E acredite, isso muda completamente o sentido da coisa toda: "imprensa livre".
ASF as teses do Jânio de Freitas procedem. A imprensa golpista não é uma invenção do Orfeu. Acredito nos termos da Imprensa livre; mas são necessárias muitas coisas antes disso se tornar um fato! Ayres Britto leva essa prá casa!
E é garantindo a liberdade irrestrita de expressão que chegaremos lá.
Durante os anos de chumbo dentre as várias liberdades que nos foram subtraídas está justamente a liberdade para a "imprensa golpista" no contexto daquele regime.
A democracia nunca é algo fácil, simples ou tranquilo. Assim como também não é simples a manutenção da liberdade.
Sim, é até possível que o ministro "leve essa pra casa".
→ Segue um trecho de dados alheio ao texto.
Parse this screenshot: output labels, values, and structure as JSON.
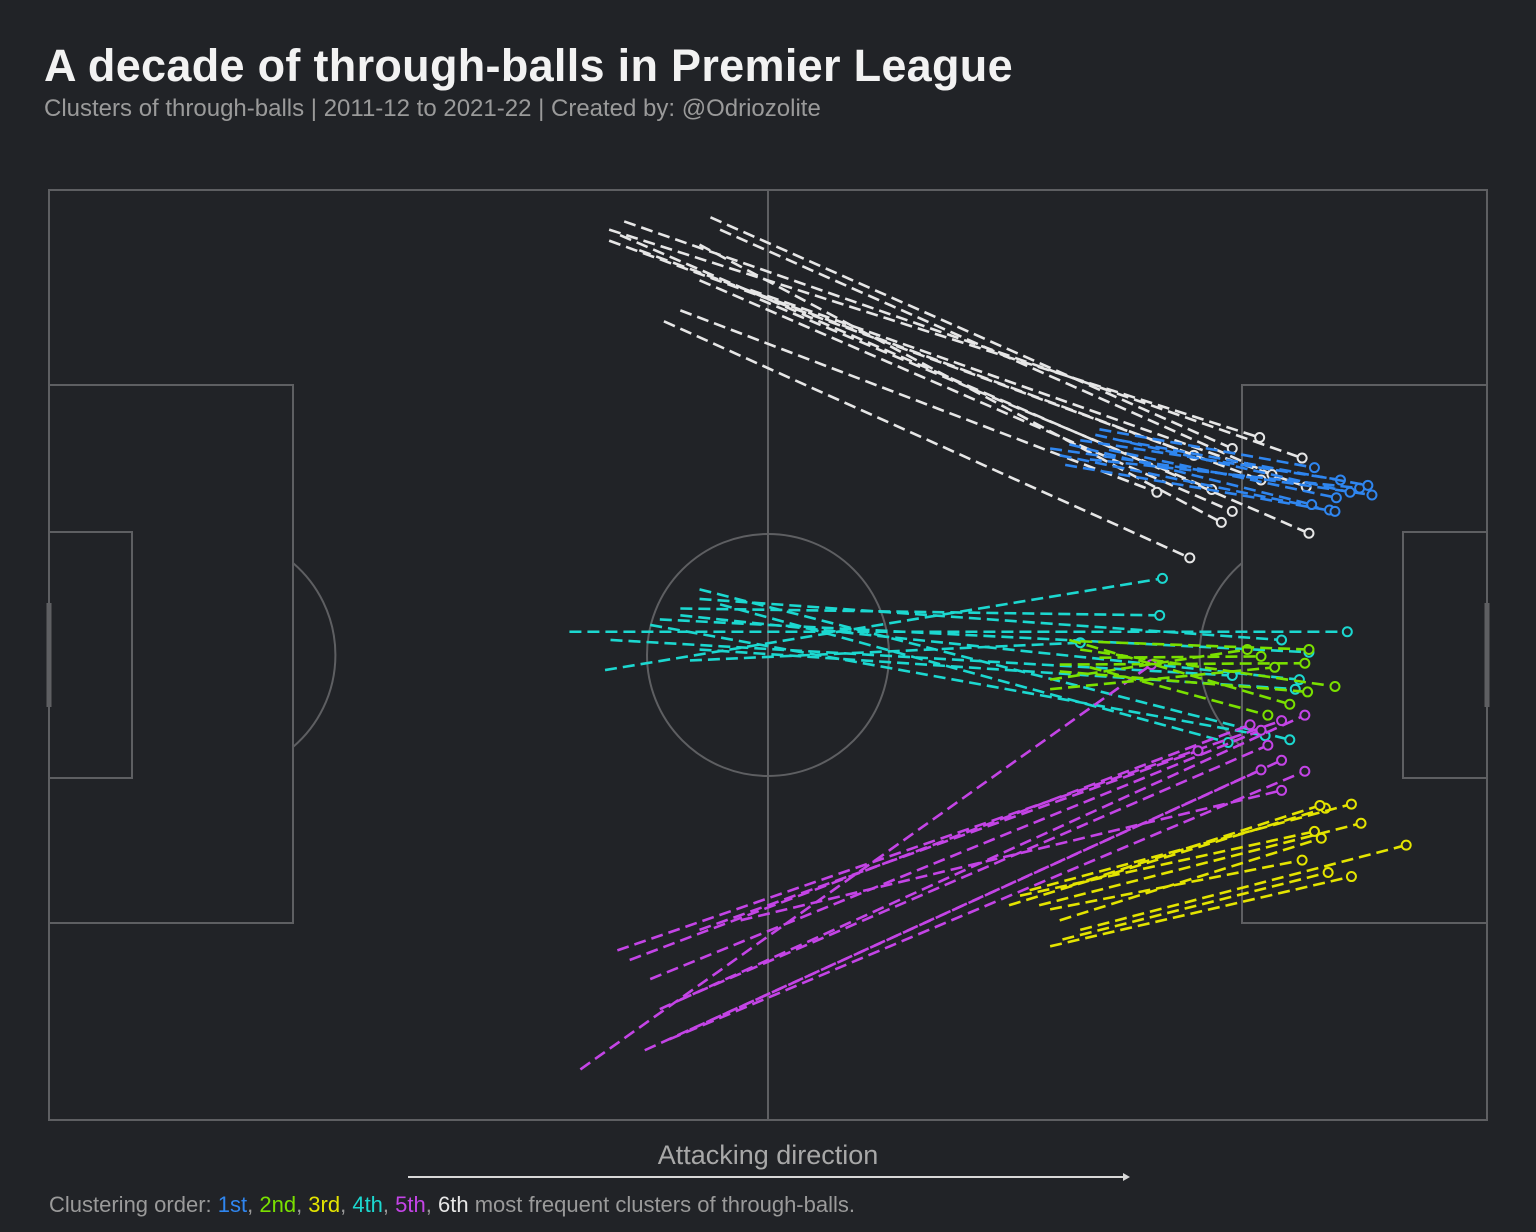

É sim ASF; nem é das piores prá levar prá casa, rsrsrs
Caríssima Marise,
Tens a capacidade de escrever bem sem te ateres ao adjetivo. Abordas o que interessa: o substantivo dos atos, dos fatos, das coisas. Mesmo quando não concordo contigo, aliás, nem me lembro de quando isso aconteceu, ler-te é obrigação diária. Quando não escreves, postas artigos como este do Jânio de Freitas, mas prefiro os teus.
Não sei se isso é bom, mas acho que estou ficando viciado em ti.
andre costa nunes
Agora eu fiquei vermelha André Nunes, rsrsrs. Receber elogios de um escritor não é mole não!Bjs e obrigado!
Marise, não li até agora nada sobre as possiveis prisões daquelas pessoas implicadas no escandalo da Rodomar. Será que o "Pepeca", o senador do governador não vai curtir uma cadeia?
Pedro, a decisão foi em 1º instância. Calma!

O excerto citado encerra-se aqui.